Elif ile Melek "Geçmiş olsun." derken, bütün ülke gibi kendilerini de çok üzgün olduklarını, acılarına ortak olduklarını söylediler.

Aralarında ki konuşma daha sıcak bir hal almıştı. Kenarda bekleyen teyze de onlara dahil olmuştu. Deprem felaketinin üzerinden henüz otuz beş gün geçmişti ve acılar çok tazeydi. Meleğin dikkatini çeken, Gül'ün yüzündeki o hüzün perdesinin nedeni şimdi anlaşılıyordu. Hatta sadece yüzü hüzünle perdelenmemiş, Gül acıdan dokunmuş bir elbise giymişti üzerine.

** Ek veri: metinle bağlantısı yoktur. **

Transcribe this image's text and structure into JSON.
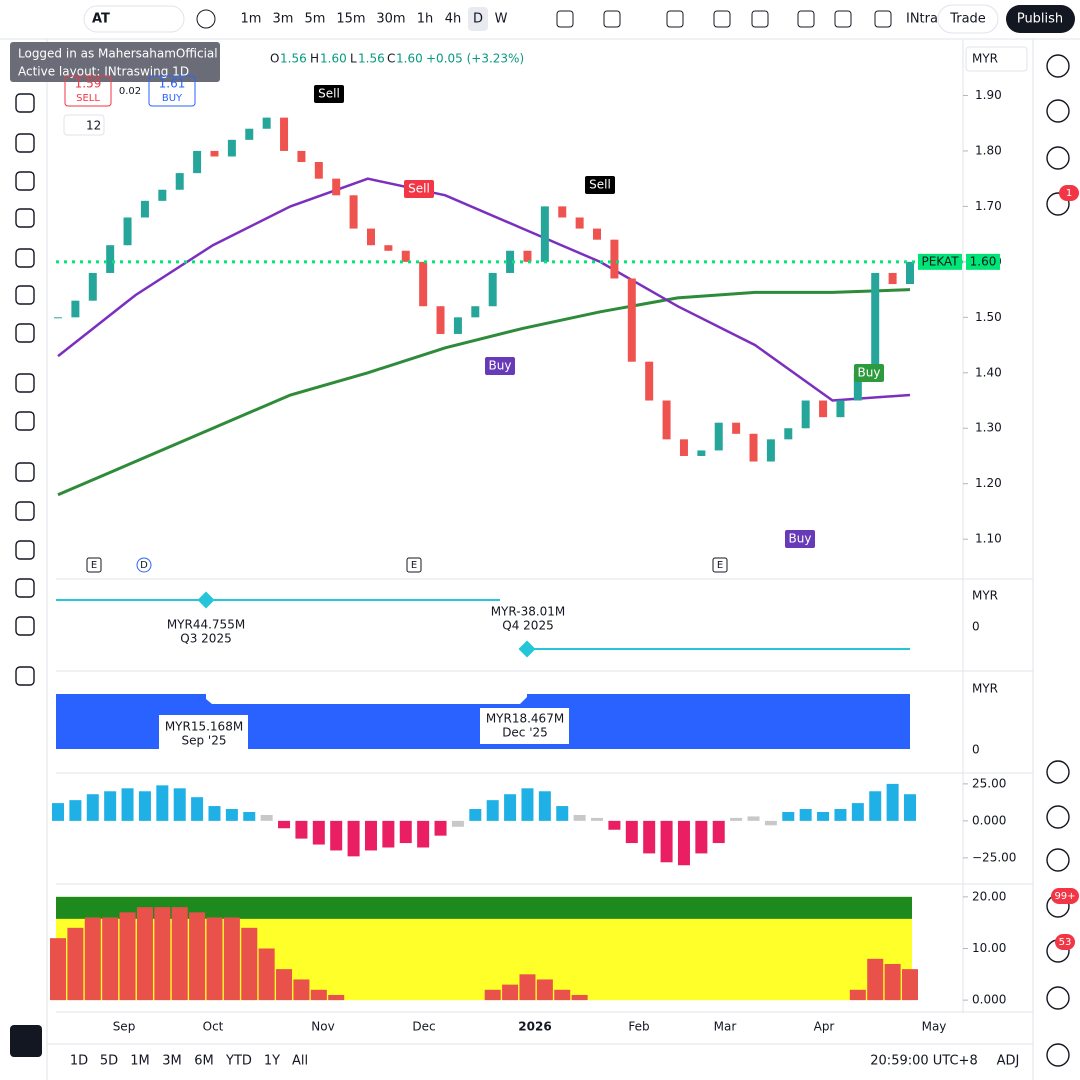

Gül anlatmaya başladı, kesik kesik cümlelerle. "İstabul’da oturuyorduk. Uzun zamandır Hatay'a geri dönmeyi istiyorduk. Bunun için hazırlık yapıyorduk. İstanbul'da ki evimizi sattık, iş yerimizi devrettik. Depremden iki hafta önce Hata'ya geri döndük. Heyecanlıydık. Eşimin ve benim ailelerimiz, anne babalarımız buradaydı. Yeni evimize dört gün önce yerleştik. İçimiz pır pır ediyordu. Hayatımızın yeni bir dönemiydi bu. İki hafta içinde akrabalarımızla eski komşularımızın çoğuyla görüştük, hasret giderdik. Artık buradaydık. Sevdiklerimizle daha sık görüşme olanağımız vardı.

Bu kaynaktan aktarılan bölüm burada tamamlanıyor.